Au théâtre 11, Jusqu’au 24 juillet, à 11 h 45, Avignon, 11, boulevard Raspail (une heure).
Décoloniser le dancefloor, d’Habibitch. Porté par la danseuse et conférencière, le spectacle brasse tout le vocabulaire nécessaire à mettre en PLS n’importe quel élu en place tout en nous initiant à la résistance par la danse.
Jusqu’au 22 juillet au château de Saint-Chamand, navette 19 h 15, spectacle 19 h 40. Relâche le 17 juillet. Retour à Avignon 21 h 35 en navette.
Le billet
Mais pourquoi veut-on absolument entendre de l’arabe au festival d’Avignon ? Après l’anglais et l’espagnol, cette année, la langue arabe est l’invitée du festival. Petite réflexion sur nos attentes et nos fantasmes, et la manière dont les artistes du monde arabe invités lors de cette édition en jouent.
L’interview fournaise
Rachida Brakni. L’actrice et metteuse en scène, présente au Festival pour une lecture d’un texte inédit d’Assia Djebar, raconte ses débuts à la Comédie-Française et son rapport aux personnages qu’elle incarne. «Je rêve d’entrer dans le théâtre et de filer directement sur le plateau.»
Les coulisses
Aurélie Charon et son Radio Live. Dans trois spectacles au théâtre Benoît-XII, la productrice de France Culture donne la parole à des jeunes vivant dans des zones de conflits, en Syrie, à Gaza, en Bosnie, en Ukraine, au Liban ou au Rwanda. Elle raconte le long chemin, plusieurs années durant, qui a mené à ces performances et prévient : «Il faut se méfier de la revanche des enfants.»

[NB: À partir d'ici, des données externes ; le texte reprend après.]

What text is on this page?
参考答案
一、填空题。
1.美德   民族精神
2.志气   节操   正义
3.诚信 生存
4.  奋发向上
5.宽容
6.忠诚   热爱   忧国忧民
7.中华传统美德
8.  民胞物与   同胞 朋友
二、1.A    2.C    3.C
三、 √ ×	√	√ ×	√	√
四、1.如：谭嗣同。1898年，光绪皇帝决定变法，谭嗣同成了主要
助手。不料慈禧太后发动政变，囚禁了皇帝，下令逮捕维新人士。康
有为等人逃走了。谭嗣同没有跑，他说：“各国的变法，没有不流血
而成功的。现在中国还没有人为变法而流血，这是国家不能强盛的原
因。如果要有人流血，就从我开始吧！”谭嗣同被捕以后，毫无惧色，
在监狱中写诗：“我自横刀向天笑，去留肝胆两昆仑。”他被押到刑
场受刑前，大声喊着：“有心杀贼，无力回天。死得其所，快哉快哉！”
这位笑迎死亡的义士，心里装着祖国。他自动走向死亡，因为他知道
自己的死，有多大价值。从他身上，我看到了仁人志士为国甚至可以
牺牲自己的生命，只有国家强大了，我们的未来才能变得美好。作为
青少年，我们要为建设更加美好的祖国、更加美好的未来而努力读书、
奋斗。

Radio Live - Vivantes d’Aurélie Charon au théâtre Benoît-XII, 12 rue des Teinturiers, au Festival d’Avignon le samedi 19 juillet à 17 heures.
Radio Live - Nos vies à venir au théâtre Benoît-XII le mardi 15 et le dimanche 20 juillet à 17 heures.
Radio Live - Réuni·es au théâtre Benoît-XII le mercredi 16 et le lundi 21 juillet à 17 heures.
En direct
Une marche de soutien au journaliste sportif Christophe Gleizes, condamné le 29 juin à sept ans d’emprisonnement, a eu lieu ce mercredi 16 juillet au matin, à Avignon, pour rappeler que le «journalisme n’est pas un crime». Son frère Maxime, comédien, ainsi que Mortaza Behboudi, reporter franco-afghan arrêté en janvier 2023 à Kaboul alors qu’il réalisait un reportage sur le sort des étudiantes universitaires afghanes, étaient de la marche. Retrouver notre reportage.
Et dans les jours qui viennent ?
Ce jeudi 17 juillet, le solo chorégraphique Rinse créé par les Australiennes Amrita Hepi et Mish Grigor exploreront les premiers moments d’une histoire d’amour au gymnase du lycée Mistral. Puis Dida Nibagwire et Frédéric Fisbach adapteront dans le cloître des Célestins le roman de Gaël Faye, Petit Pays, dans Gahugu Gato.